Khamenei Orders Shakeup of Iranian Intelligence Ministry
Intelligence experts have been wondering what made Iran’s spiritual ruler Ayaltollah Ali Khamenei order minister of intelligence Ali Younessi this week to perform a radical shake-up of his Ministry of Intelligence and Security -VEVAK, and have it finished by the end of December.
DEBKA-Net-Weekly‘s intelligence and Tehran sources report that Khamenei demanded that the minister attain a high level of modernization by purging legions of spies. He also announced the ministry would be placed under the jurisdiction of Iran’s judiciary, whose head Ayatollah Mahmoud Hashemi Shahrodi, is a pillar of Khamenei’s hardline rule.
Last week, Shahrodi was granted a second five-year term as chief justice. Now he is presented with the additional gift of the national intelligence service, with responsibility for both its domestic and its foreign operations.

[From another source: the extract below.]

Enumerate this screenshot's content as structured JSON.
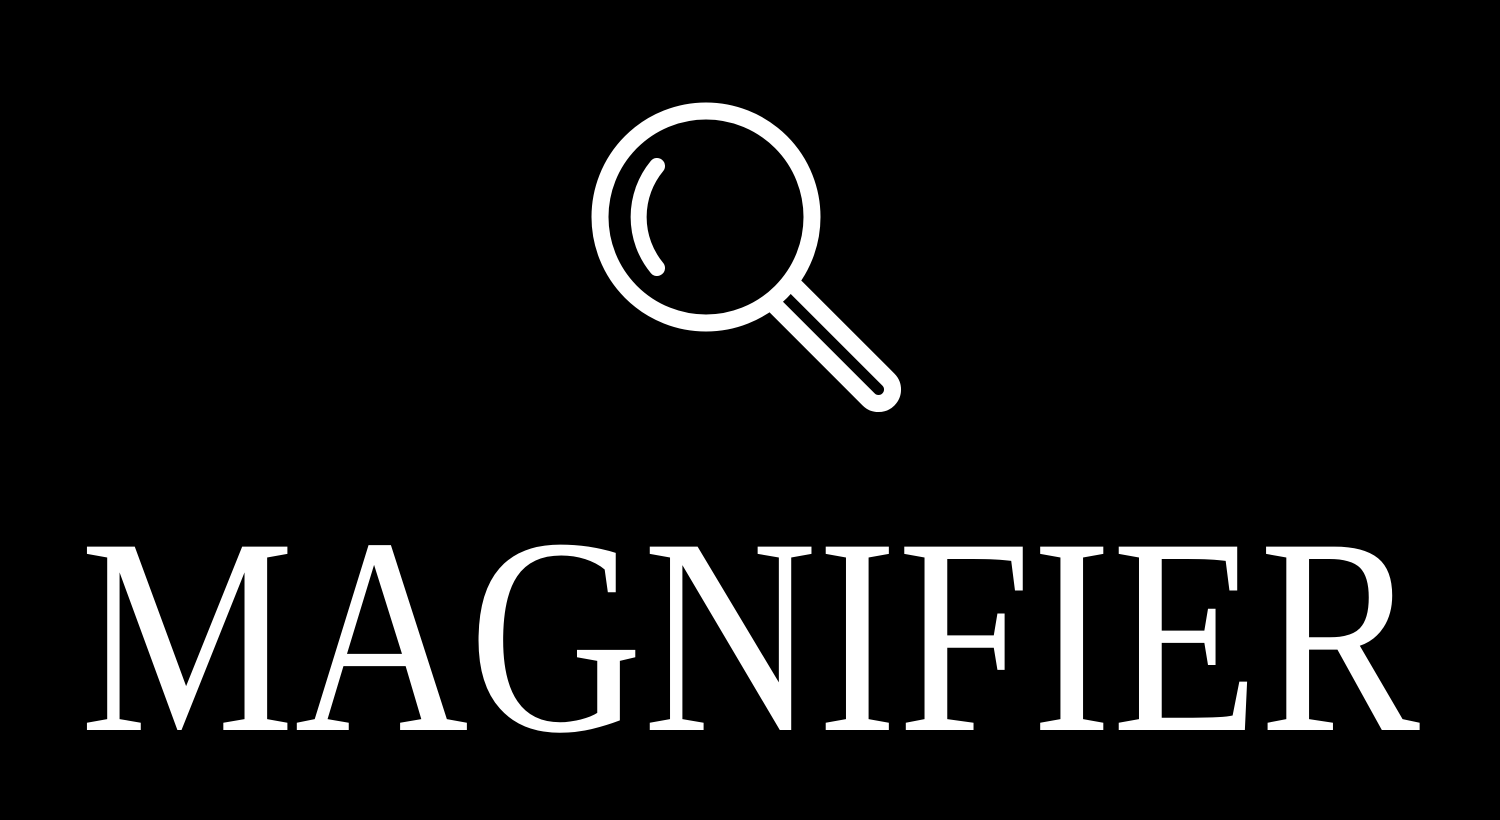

The plan Younessi put before Khamenei, according to our sources, was to break down the intelligence ministry into two large divisions, one for countering terrorism – an Iranian euphemism for domestic dissidents, and the other to wage war against the Islamic republic’s external foes.

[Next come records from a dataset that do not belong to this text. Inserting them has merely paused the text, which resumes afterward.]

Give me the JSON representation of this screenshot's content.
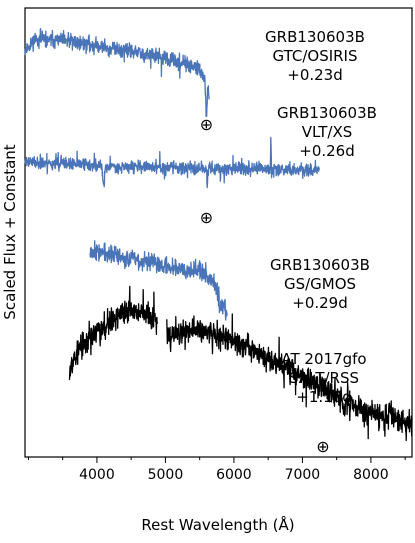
{
  "chart_data": {
    "type": "line",
    "xlabel": "Rest Wavelength (Å)",
    "ylabel": "Scaled Flux + Constant",
    "xlim": [
      2950,
      8600
    ],
    "x_ticks": [
      4000,
      5000,
      6000,
      7000,
      8000
    ],
    "x_tick_labels": [
      "4000",
      "5000",
      "6000",
      "7000",
      "8000"
    ],
    "y_ticks_shown": false,
    "series": [
      {
        "name": "GRB130603B GTC/OSIRIS",
        "color": "#4a74b8",
        "seed": 11,
        "noise": 0.1,
        "spikes": 0.03,
        "gaps": [],
        "anchors": [
          [
            2950,
            10.1
          ],
          [
            3100,
            10.35
          ],
          [
            3600,
            10.3
          ],
          [
            4200,
            10.15
          ],
          [
            4800,
            10.0
          ],
          [
            5200,
            9.85
          ],
          [
            5500,
            9.7
          ],
          [
            5600,
            9.4
          ],
          [
            5640,
            9.2
          ]
        ],
        "features": [
          [
            5600,
            -0.75,
            12
          ]
        ]
      },
      {
        "name": "GRB130603B VLT/XS",
        "color": "#4a74b8",
        "seed": 23,
        "noise": 0.08,
        "spikes": 0.05,
        "gaps": [],
        "anchors": [
          [
            2950,
            7.75
          ],
          [
            3500,
            7.7
          ],
          [
            4200,
            7.65
          ],
          [
            5000,
            7.62
          ],
          [
            6000,
            7.6
          ],
          [
            7000,
            7.58
          ],
          [
            7250,
            7.55
          ]
        ],
        "features": [
          [
            4100,
            -0.4,
            18
          ],
          [
            6540,
            0.65,
            6
          ],
          [
            5610,
            -0.35,
            8
          ]
        ]
      },
      {
        "name": "GRB130603B GS/GMOS",
        "color": "#4a74b8",
        "seed": 37,
        "noise": 0.12,
        "spikes": 0.03,
        "gaps": [],
        "anchors": [
          [
            3900,
            5.9
          ],
          [
            4300,
            5.75
          ],
          [
            5000,
            5.55
          ],
          [
            5500,
            5.45
          ],
          [
            5700,
            5.2
          ],
          [
            5900,
            4.55
          ]
        ],
        "features": [
          [
            5800,
            -0.3,
            20
          ]
        ]
      },
      {
        "name": "AT 2017gfo SALT/RSS",
        "color": "#000000",
        "seed": 53,
        "noise": 0.16,
        "spikes": 0.05,
        "gaps": [
          [
            4880,
            5020
          ]
        ],
        "anchors": [
          [
            3600,
            3.4
          ],
          [
            3800,
            3.9
          ],
          [
            4300,
            4.5
          ],
          [
            4600,
            4.6
          ],
          [
            4870,
            4.4
          ],
          [
            5030,
            4.05
          ],
          [
            5500,
            4.2
          ],
          [
            6000,
            4.0
          ],
          [
            6500,
            3.6
          ],
          [
            7000,
            3.2
          ],
          [
            7500,
            2.8
          ],
          [
            8000,
            2.45
          ],
          [
            8600,
            2.2
          ]
        ],
        "features": [
          [
            7600,
            -0.3,
            18
          ]
        ]
      }
    ],
    "annotations": [
      {
        "lines": [
          "GRB130603B",
          "GTC/OSIRIS",
          "+0.23d"
        ]
      },
      {
        "lines": [
          "GRB130603B",
          "VLT/XS",
          "+0.26d"
        ]
      },
      {
        "lines": [
          "GRB130603B",
          "GS/GMOS",
          "+0.29d"
        ]
      },
      {
        "lines": [
          "AT 2017gfo",
          "SALT/RSS",
          "+1.18d"
        ]
      }
    ],
    "telluric_markers": [
      {
        "x": 5600,
        "symbol": "⊕"
      },
      {
        "x": 5600,
        "symbol": "⊕"
      },
      {
        "x": 7300,
        "symbol": "⊕"
      }
    ]
  }
}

What caused surprise among intelligence experts was the attention given VEVAK although it is relatively weak compared with Iran’s many private intelligence organizations. Khamenei’s own spy agency and the intelligence service owned by former president Hashem Rafsanjani are much more powerful than the government agency.

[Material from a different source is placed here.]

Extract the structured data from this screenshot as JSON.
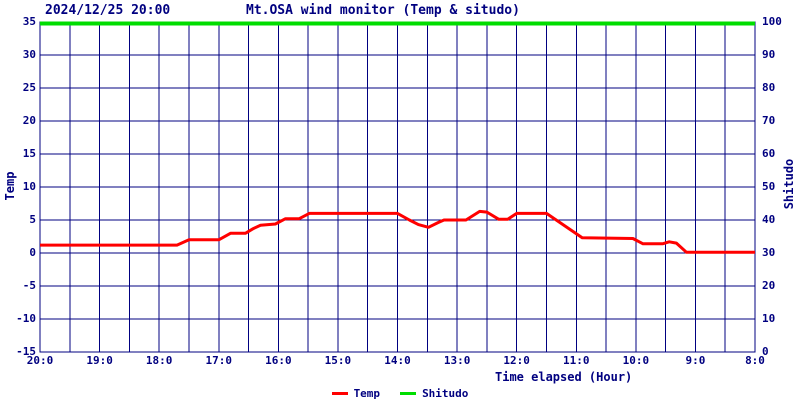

It is possible that the shakeup is aimed at eventually bringing all the services, governmental and private, under a single intelligence umbrella, a process that would take years.
Our Tehran sources stress that the changes in the intelligence system do not hint in the slightest at any relaxations in the rigidly conservative nature of the regime. No advance toward a more liberal or democratic path is indicated. Bolstering the ultra-radical Shahrodi with an intelligence resource carries Iran in the opposite direction.
Younessi will not take any chances. The program of dismissals of government-employed spies he has been ordered to carry out will almost certainly become a thorough purge of any elements whose loyalty to the regime is in doubt or who have exhibited liberal predilections. The new divisions will only then be set up.